MONTREAL, Que. -- CN president and CEO Claude Mongeau says that outside of normal operational and commercial issues, there is no evidence of systemic rail service performance problems in Canada warranting the federal government's introduction of legislation this morning that will impose level of service obligations on railways through increased regulation.
Mongeau pointed to Canada’s “world-class rail system, one known internationally for efficiency and reliability” as evidence that the rail service bill is unwarranted. He also noted that CN has “addressed every recommendation” from the federal government's 2008 Rail Freight Service Review (RFSR) panel to improve service, including entering framework cooperation agreements with an array of stakeholders and level of service agreements with many customers “to increase supply chain collaboration and deepen customer relationships.”
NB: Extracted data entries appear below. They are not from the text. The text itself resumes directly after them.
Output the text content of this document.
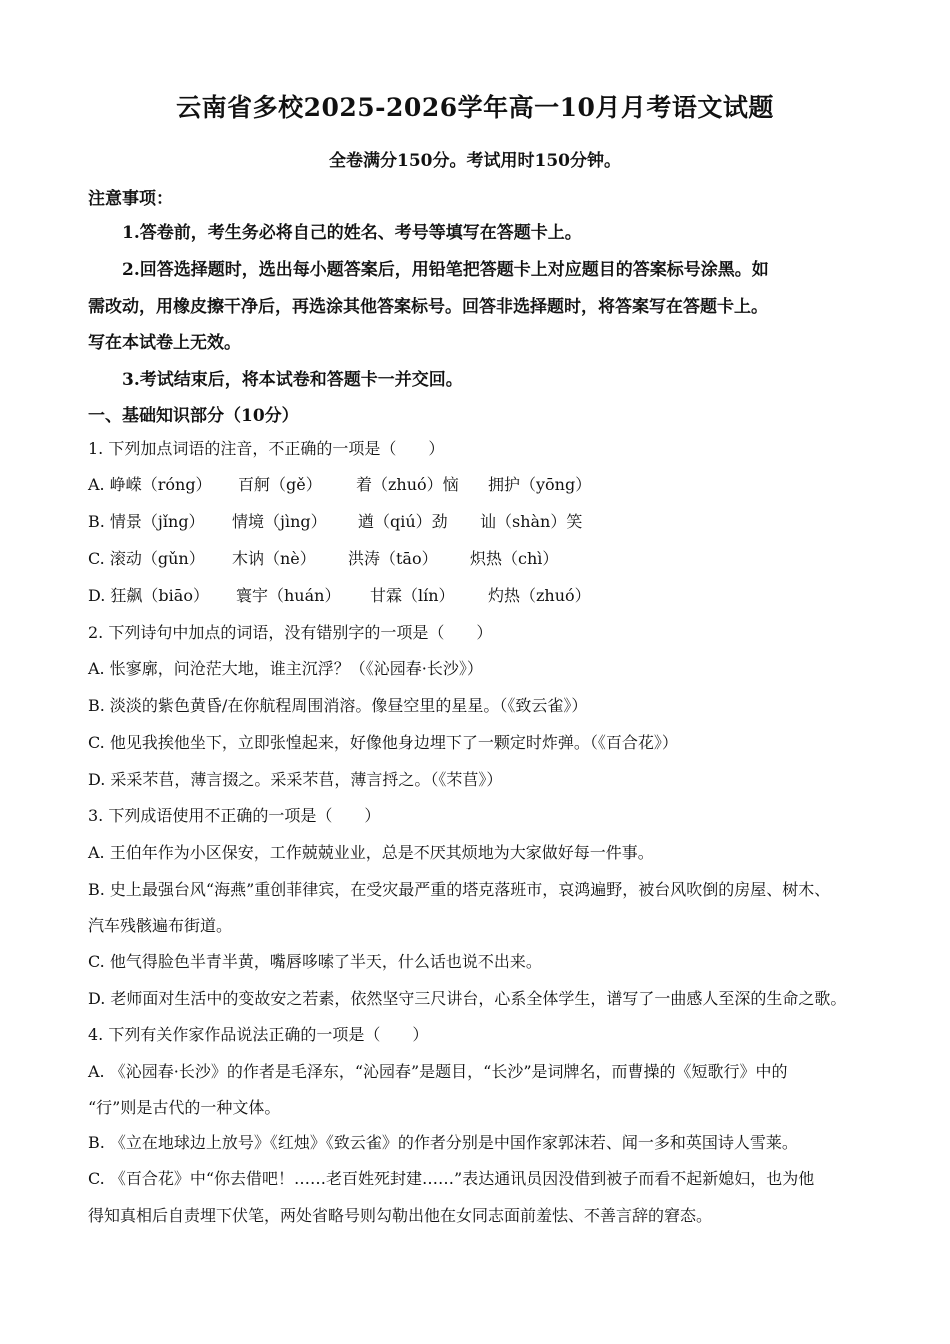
云南省多校2025-2026学年高一10月月考语文试题
全卷满分150分。考试用时150分钟。
注意事项：
1.答卷前，考生务必将自己的姓名、考号等填写在答题卡上。
2.回答选择题时，选出每小题答案后，用铅笔把答题卡上对应题目的答案标号涂黑。如
需改动，用橡皮擦干净后，再选涂其他答案标号。回答非选择题时，将答案写在答题卡上。
写在本试卷上无效。
3.考试结束后，将本试卷和答题卡一并交回。
一、基础知识部分（10分）
1. 下列加点词语的注音，不正确的一项是（　　）
A. 峥嵘（róng） 百舸（gě） 着（zhuó）恼 拥护（yōng）
B. 情景（jǐng） 情境（jìng） 遒（qiú）劲 讪（shàn）笑
C. 滚动（gǔn） 木讷（nè） 洪涛（tāo） 炽热（chì）
D. 狂飙（biāo） 寰宇（huán） 甘霖（lín） 灼热（zhuó）
2. 下列诗句中加点的词语，没有错别字的一项是（　　）
A. 怅寥廓，问沧茫大地，谁主沉浮？（《沁园春·长沙》）
B. 淡淡的紫色黄昏/在你航程周围消溶。像昼空里的星星。（《致云雀》）
C. 他见我挨他坐下，立即张惶起来，好像他身边埋下了一颗定时炸弹。（《百合花》）
D. 采采芣苢，薄言掇之。采采芣苢，薄言捋之。（《芣苢》）
3. 下列成语使用不正确的一项是（　　）
A. 王伯年作为小区保安，工作兢兢业业，总是不厌其烦地为大家做好每一件事。
B. 史上最强台风“海燕”重创菲律宾，在受灾最严重的塔克落班市，哀鸿遍野，被台风吹倒的房屋、树木、
汽车残骸遍布街道。
C. 他气得脸色半青半黄，嘴唇哆嗦了半天，什么话也说不出来。
D. 老师面对生活中的变故安之若素，依然坚守三尺讲台，心系全体学生，谱写了一曲感人至深的生命之歌。
4. 下列有关作家作品说法正确的一项是（　　）
A. 《沁园春·长沙》的作者是毛泽东，“沁园春”是题目，“长沙”是词牌名，而曹操的《短歌行》中的
“行”则是古代的一种文体。
B. 《立在地球边上放号》《红烛》《致云雀》的作者分别是中国作家郭沫若、闻一多和英国诗人雪莱。
C. 《百合花》中“你去借吧！……老百姓死封建……”表达通讯员因没借到被子而看不起新媳妇，也为他
得知真相后自责埋下伏笔，两处省略号则勾勒出他在女同志面前羞怯、不善言辞的窘态。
“Jim Dinning, while heading the RFSR's railway-shipper facilitation process, recognized this fact, saying in his report that commercial forces were already driving improved rail service and advising the government that shippers should take advantage of the improved customer focus of the rail industry,” said Mongeau in a release this morning.
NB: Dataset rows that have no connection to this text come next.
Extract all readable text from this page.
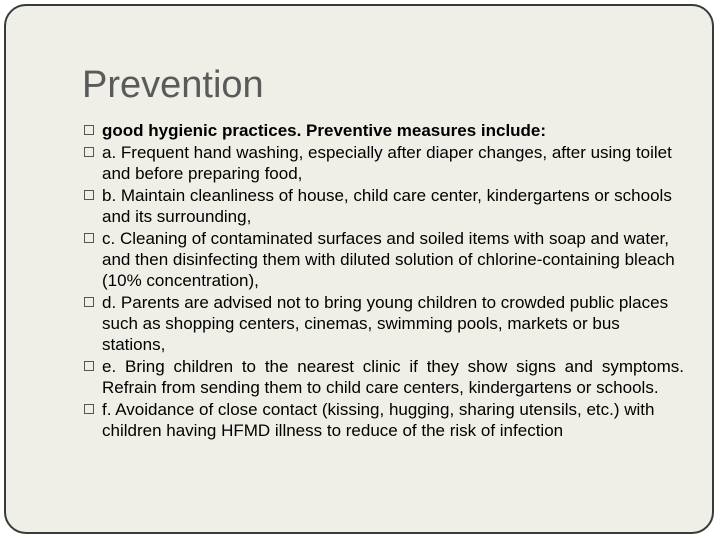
Prevention
good hygienic practices. Preventive measures include:
a. Frequent hand washing, especially after diaper changes, after using toilet and before preparing food,
b. Maintain cleanliness of house, child care center, kindergartens or schools and its surrounding,
c. Cleaning of contaminated surfaces and soiled items with soap and water, and then disinfecting them with diluted solution of chlorine-containing bleach (10% concentration),
d. Parents are advised not to bring young children to crowded public places such as shopping centers, cinemas, swimming pools, markets or bus stations,
e. Bring children to the nearest clinic if they show signs and symptoms. Refrain from sending them to child care centers, kindergartens or schools.
f. Avoidance of close contact (kissing, hugging, sharing utensils, etc.) with children having HFMD illness to reduce of the risk of infection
Mongeau further said he was “troubled” by the government’s decision to introduce legislation that is “inconsistent with the facts underscoring improved rail service,” adding that “the legislation sends “mixed signals to customers and suppliers around the world about the government's approach to commercial markets in Canada.”
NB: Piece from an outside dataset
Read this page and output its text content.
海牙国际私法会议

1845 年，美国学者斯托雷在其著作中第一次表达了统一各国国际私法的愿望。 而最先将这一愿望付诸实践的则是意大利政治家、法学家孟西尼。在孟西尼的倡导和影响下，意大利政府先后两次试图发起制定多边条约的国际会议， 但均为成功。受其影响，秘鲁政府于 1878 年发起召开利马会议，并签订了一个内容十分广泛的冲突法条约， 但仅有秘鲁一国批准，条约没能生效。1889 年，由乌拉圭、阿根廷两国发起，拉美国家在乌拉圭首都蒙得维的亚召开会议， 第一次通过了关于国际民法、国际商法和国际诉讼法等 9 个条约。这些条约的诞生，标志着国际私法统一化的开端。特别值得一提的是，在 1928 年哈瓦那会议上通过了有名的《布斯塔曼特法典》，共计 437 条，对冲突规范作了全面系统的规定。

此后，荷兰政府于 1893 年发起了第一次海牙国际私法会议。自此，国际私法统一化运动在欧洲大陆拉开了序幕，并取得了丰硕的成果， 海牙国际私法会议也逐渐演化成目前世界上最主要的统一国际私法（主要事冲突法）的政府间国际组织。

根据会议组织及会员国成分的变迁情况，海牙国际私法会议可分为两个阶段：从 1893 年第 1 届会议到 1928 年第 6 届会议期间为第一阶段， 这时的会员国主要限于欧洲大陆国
“CN invites the government to identify specific, systemic service issues that warrant this legislation,” Mongeau said. “We are ready to address any legitimate problems brought to our attention, in the same way we addressed all the commercial recommendations of the RFSR panel. We will continue to make our case that a commercial framework for the rail industry is what Canada needs to foster prosperity.”
Mongeau concluded that “Canada should not put the commercial framework of its rail system at risk through unnecessary and overly burdensome rail regulation,” saying it will “stifle innovation, chill the positive service momentum that's taken hold and result in potentially unintended consequences for the rail industry and the customers we serve.”